It was a flashback to summer this past week, with warm temperatures and southerly winds better suited for August or July. The weather phenomenon appears to be short lived, with cooler temperatures returning this week.
If you have any doubts about what is coming soon, the Minnesota Wild professional hockey team is already in camp and playing preseason games.
Surface water temperatures were temporarily on the rise again when air temperatures returned to the 70s and low 80s for a few days.

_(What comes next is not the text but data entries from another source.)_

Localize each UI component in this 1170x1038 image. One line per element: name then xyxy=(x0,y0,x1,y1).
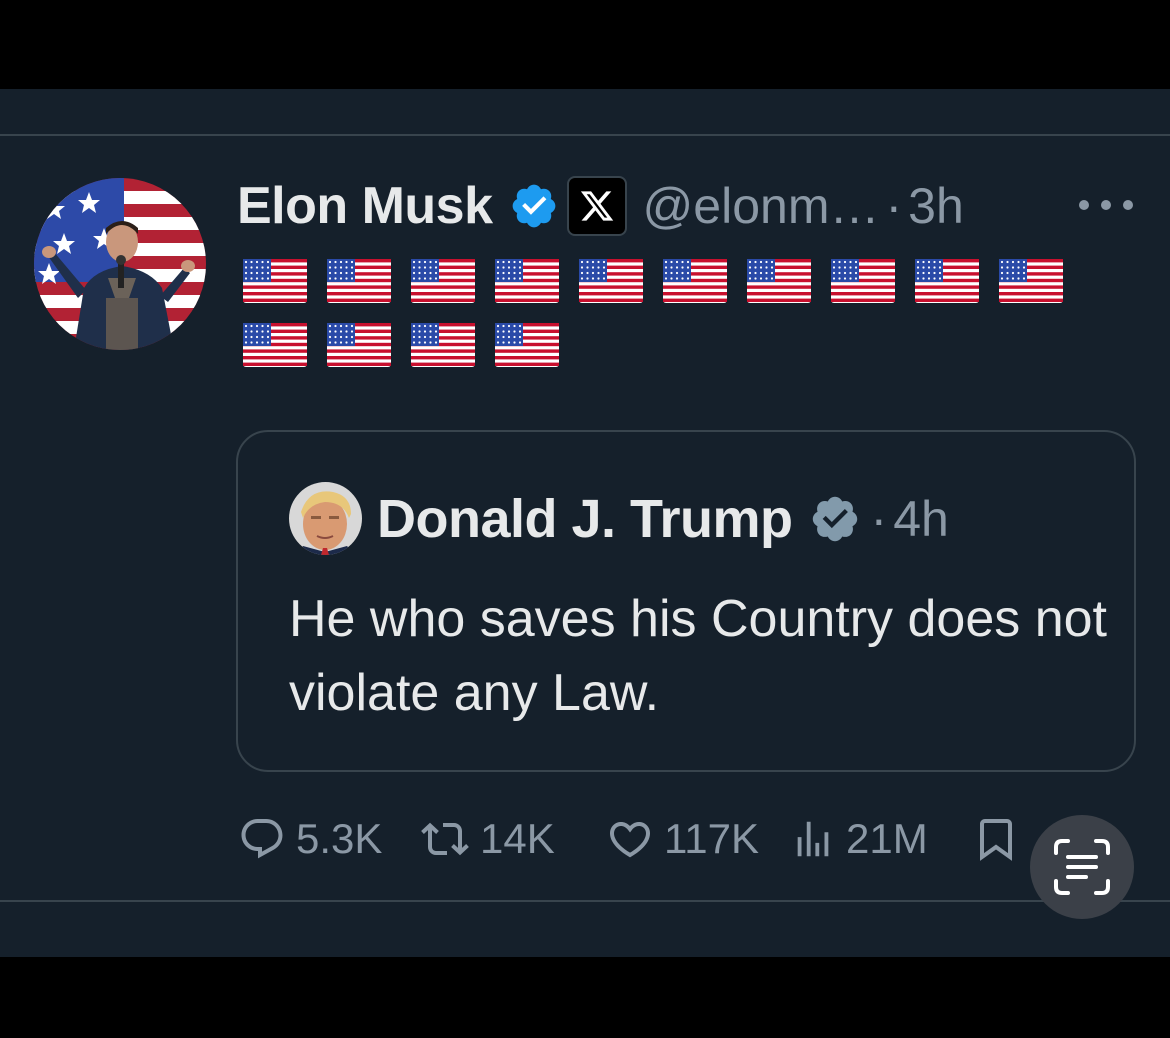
us-flag-icon xyxy=(747,259,811,303)
repost-count: 14K xyxy=(480,815,555,862)
tweet-header: Elon Musk @elonm… · 3h xyxy=(237,171,964,241)
divider-top xyxy=(0,134,1170,136)
us-flag-icon xyxy=(663,259,727,303)
like-icon xyxy=(609,822,651,858)
quoted-tweet[interactable]: Donald J. Trump · 4h He who saves his Co… xyxy=(236,430,1136,772)
us-flag-icon xyxy=(495,259,559,303)
divider-bottom xyxy=(0,900,1170,902)
reply-icon xyxy=(241,819,283,859)
repost-button[interactable]: 14K xyxy=(420,809,555,869)
text-scan-icon xyxy=(1054,839,1110,895)
bookmark-icon[interactable] xyxy=(972,813,1020,865)
verified-badge-icon[interactable] xyxy=(509,181,559,231)
us-flag-icon xyxy=(831,259,895,303)
us-flag-icon xyxy=(327,323,391,367)
us-flag-icon xyxy=(327,259,391,303)
us-flag-icon xyxy=(915,259,979,303)
us-flag-icon xyxy=(243,259,307,303)
us-flag-icon xyxy=(411,323,475,367)
reply-count: 5.3K xyxy=(296,815,383,862)
quoted-author-avatar[interactable] xyxy=(289,482,362,555)
views-icon xyxy=(797,821,829,857)
x-affiliation-icon[interactable] xyxy=(566,176,627,236)
quoted-text: He who saves his Country does not violat… xyxy=(289,590,1107,722)
more-icon[interactable] xyxy=(1076,197,1136,213)
tweet-panel: Elon Musk @elonm… · 3h Donald J. Trump ·… xyxy=(0,89,1170,957)
us-flag-icon xyxy=(243,323,307,367)
quoted-author-name[interactable]: Donald J. Trump xyxy=(377,488,793,550)
us-flag-icon xyxy=(579,259,643,303)
time-separator: · xyxy=(885,178,903,234)
repost-icon xyxy=(421,822,469,856)
verified-badge-icon[interactable] xyxy=(809,493,861,545)
tweet-time[interactable]: 3h xyxy=(908,177,964,235)
views-button[interactable]: 21M xyxy=(790,809,928,869)
like-button[interactable]: 117K xyxy=(606,809,759,869)
quoted-time[interactable]: 4h xyxy=(893,490,949,548)
us-flag-icon xyxy=(999,259,1063,303)
us-flag-icon xyxy=(411,259,475,303)
author-avatar[interactable] xyxy=(34,178,206,350)
text-scan-button[interactable] xyxy=(1030,815,1134,919)
action-bar: 5.3K 14K 117K 21M xyxy=(0,809,1170,869)
quoted-header: Donald J. Trump · 4h xyxy=(377,484,949,554)
us-flag-icon xyxy=(495,323,559,367)
author-name[interactable]: Elon Musk xyxy=(237,176,493,236)
tweet-text xyxy=(243,259,1103,367)
reply-button[interactable]: 5.3K xyxy=(238,809,382,869)
like-count: 117K xyxy=(664,815,759,862)
views-count: 21M xyxy=(846,815,928,862)
author-handle[interactable]: @elonm… xyxy=(643,177,880,235)
quoted-time-separator: · xyxy=(870,491,888,547)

Most lakes are entering the new week with surface water temperatures back around 60 degrees.
The fish have already got the message, they know winter is coming and they are starting to establish their fall patterns, despite the uptick in water temperatures.
Many walleye anglers have switched back to jigs and minnows, although live bait rigs with leeches, nightcrawlers and larger minnows will also catch walleyes on most lakes.
The days with anglers covering water with bottom bouncers and spinner rigs are done for the season. Anglers need to slow down their presentations for most species when the water temperatures cool down in the fall.
Northern pike and muskies can be the notable exceptions for speed in the fall, although anglers often use large jerk baits, glide baits or large crankbaits late in the season, which are usually fished slower than bucktails or speed trolling.
Anglers fishing for crappies and sunfish often go vertical in the fall. Many anglers fish off the sides of the boat, trying to get small baits to fish suspended in deep water.
Tungsten jigs keep their small size profile and fish heavier than lead. They are a good option for anglers trying to get smaller baits to panfish in deep water in the fall.
Walleye anglers will also go vertical in the fall, especially when fishing with winter type lures like jigging minnows and jigging spoons.
Most anglers fish jigging minnows without bait, while putting a minnow head, a piece of nightcrawler or leech on the hook usually works better when using jigging spoons.
Even when slowly sliding along the breakline for walleyes, many anglers want to keep their jigs and minnows close to the boat. This gives anglers more control of their jig and helps them get better hook sets in deep water.
Anglers often use ¼-, ⅜- or ½-ounce jigs for walleyes in the fall to help them stay in good contact with the bottom.
Anglers may need to switch to a medium action rod to better accommodate the heavier jigs. A mushy rod tip usually results in weak hook sets and lost fish.
Fishing crappies and sunfish in the fall is much like fishing them during the winter. It is extremely helpful to be able to see your bait and fish on sonar at the same time.
If you can see your bait on sonar, you can always be sure you are at the right depth. It also allows you to adjust your presentation and use your “closing move” when a fish gets close to your bait.
Perch are also very active during the fall. Perch like a variety of food choices, much like walleyes. The big perch seek out areas holding crayfish and minnows, which usually means gravel and rocks with a mixture of chara and other vegetation.
Most perch are shallow at this time of the year. Anglers will usually find other predators near the schools of perch, which usually results in a mixed bag of fish.
This is one of the best times of the year for muskies and big pike. They will follow the schools of tullibees and whitefish into the shallows as they get ready to spawn, which brings the suspended fish into the shallows in the fall.
Anglers can use lures that imitate tullibees and catch both big pike and muskies. Don’t be surprised if a big walleye or bass grabs your lure, everything likes bigger baits in the fall.